The present study also found that the severity and mortality of patients with COVID-19 differed among the variants. The B.1.617.1/2 (Delta) variant was a risk factor for unfavorable outcomes, whereas pre-Delta and its predecessors compared with Omicron had similar ICU admission rates and mortality, similar to previous studies that reported the association of the B.1.617.1/2 variant with poor outcomes and the Omicron variant with a better outcome [68,69,70,71,72,73]. The disease severity associated with Alpha, Gamma, and Delta variants was reported to be comparable, while Omicron infections were significantly less severe, but the breakthrough disease was significantly more common in patients with Omicron infection [74]. While in this study, the mortality among patients infected with the Omicron variant was similar to that of the B.1.113 and B.1.1.7 (Alpha) variants. Magazine et al. reported more related mutations located in the S1 subunit of the spike protein such as 69-70del, 144del, and 156del, including N501Y and D614G, between the Alpha and Omicron variants when compared with other variants, which play an essential role in enhancing viral replication and increasing transmission [75,76,77]. The 1.617.1/2 variant developed several mutations in the viral genome that resulted in many significant features [78]. The Delta spike mutation P681R, located at the furin cleavage site, enhances the cleavage of the full-length spike to S1 and S2 subunits, which improves cell-surface-mediated viral entry [79]. The L452R and T478K mutations enhance ACE receptor affinity by altering the receptor-binding domain (RBD) and developing immune invasion (both immune and vaccine escape) due to changes in the epitope of the spike protein [78]. Immune invasion results in a higher viral load and a longer viral shedding time [73]. When compared to other earlier studies, this one found a relatively low incidence of COVID-19-associated pulmonary aspergillosis (CAPA), with an estimated incidence of 8.6% in patients receiving mechanical ventilation [80]. This could be explained by the fact that COVID-19 CAP patients were admitted in a newly constructed isolated or negative pressure room instead of an old one; before the COVID-19 pandemic, hospitals had a very low number of negative pressure or isolated rooms. Therefore, the new one may have less fungal contamination and reduce the incidence of aspergillosis and mucormycosis.
Although previous studies demonstrated the efficacy of systemic corticosteroids, remdesivir, interleukin-6 inhibitors, and Janus kinase inhibitors for patients with severe CAP due to SARS-CoV-2 [81,82,83,84,85], those efficacies were not demonstrated in this current study.

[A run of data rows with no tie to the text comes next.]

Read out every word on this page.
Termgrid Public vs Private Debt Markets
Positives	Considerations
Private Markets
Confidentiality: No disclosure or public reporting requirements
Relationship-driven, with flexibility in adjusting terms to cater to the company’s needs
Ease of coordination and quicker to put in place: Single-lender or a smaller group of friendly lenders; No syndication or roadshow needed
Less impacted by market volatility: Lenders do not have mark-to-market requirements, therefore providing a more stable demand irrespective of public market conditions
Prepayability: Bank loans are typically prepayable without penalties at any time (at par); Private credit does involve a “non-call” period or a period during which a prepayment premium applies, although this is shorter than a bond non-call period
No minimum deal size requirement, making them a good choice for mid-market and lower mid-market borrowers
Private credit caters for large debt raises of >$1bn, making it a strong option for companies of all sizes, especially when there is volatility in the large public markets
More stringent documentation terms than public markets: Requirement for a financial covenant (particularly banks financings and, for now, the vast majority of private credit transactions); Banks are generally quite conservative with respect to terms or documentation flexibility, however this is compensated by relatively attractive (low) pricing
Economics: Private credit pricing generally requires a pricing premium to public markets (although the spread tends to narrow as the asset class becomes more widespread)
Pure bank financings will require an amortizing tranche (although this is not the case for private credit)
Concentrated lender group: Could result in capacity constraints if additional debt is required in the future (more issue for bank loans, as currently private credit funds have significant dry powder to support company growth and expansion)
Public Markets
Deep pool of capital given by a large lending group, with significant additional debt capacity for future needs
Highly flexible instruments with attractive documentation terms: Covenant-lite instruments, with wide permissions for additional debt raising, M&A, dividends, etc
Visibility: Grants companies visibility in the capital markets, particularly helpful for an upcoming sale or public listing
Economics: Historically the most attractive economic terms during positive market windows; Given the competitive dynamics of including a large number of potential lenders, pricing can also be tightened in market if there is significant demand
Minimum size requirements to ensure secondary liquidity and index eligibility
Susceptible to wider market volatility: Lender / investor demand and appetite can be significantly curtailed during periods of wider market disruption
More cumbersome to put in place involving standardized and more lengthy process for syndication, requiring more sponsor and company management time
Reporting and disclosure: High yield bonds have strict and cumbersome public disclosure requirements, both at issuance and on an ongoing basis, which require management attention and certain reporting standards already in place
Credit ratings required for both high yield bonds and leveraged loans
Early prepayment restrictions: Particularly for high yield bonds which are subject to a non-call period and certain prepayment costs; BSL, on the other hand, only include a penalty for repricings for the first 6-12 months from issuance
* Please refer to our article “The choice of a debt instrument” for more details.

It can be explained as follows: (1) due to the wide range of severity of patients in this study, patients with mild disease might not receive the benefits from those treatments. (2) Most of the patients were treated according to the standard guidelines, which recommend using these treatments based on the severity of the patient.
This study has some limitations that should be acknowledged. First, the patients with CAP and mild symptoms were not enrolled in this study. Second, this study population could have included patients with healthcare-associated pneumonia, such as those undergoing regular hemodialysis or receiving chemotherapy. Third, the potential misclassification bias might be secondary to tertiary data extraction. Fourth, in relation to non-interventional studies, the reason for clinical decisions has not been well explored. Lastly, there were several interferences from the dynamics of diseases, including changes in major variants involved in outbreaks over time, changes in the national policy for the standard of treatment, and availability of those recommended treatments, which potentially might alter the clinical outcomes of infection.
In conclusion, during the COVID-19 pandemic, SARS-CoV-2 was the major cause of CAP and caused unfavorable clinical and non-clinical outcomes, particularly due to the B.1.617.1/2 variant. Regarding to the wide range of vaccine regimens and dosages, even this study demonstrated that the COVID-19 vaccination tended to be protective factor; thus, the efficacy of vaccination should be further explored.

Supplementary Materials

The following supporting information can be downloaded at: https://www.mdpi.com/article/10.3390/jcm12041388/s1. The definition of pneumonia case according to ATS/IDSA guideline.

Author Contributions

Conceptualization, N.T., W.T., P.S., N.K., S.K., A.N., T.H. and S.C.; Methodology, S.S., W.T., P.S., N.K., S.K., A.N. and S.C.; Software, S.C.; Validation, S.C.; Formal analysis, S.C.; Investigation, N.T., S.S., T.H., B.C. and S.C.; Resources, W.T., P.S., N.K., S.K., A.N. and S.C.; Data curation, B.C. and S.C.; Writing—original draft, N.T., N.P., A.D., A.P. and S.C.; Writing—review & editing, N.T. and S.C.; Visualization, S.C.; Supervision, S.C.; Project administration, S.C. All authors have read and agreed to the published version of the manuscript.

Funding

This research was funded by National Science and Technology Development Agency (NSTDA) grant number [P-20-50620] and Songklanagarind Hospital Foundation (no grant number). The APC was funded by Faculty of Medicine, Prince of Songkla University.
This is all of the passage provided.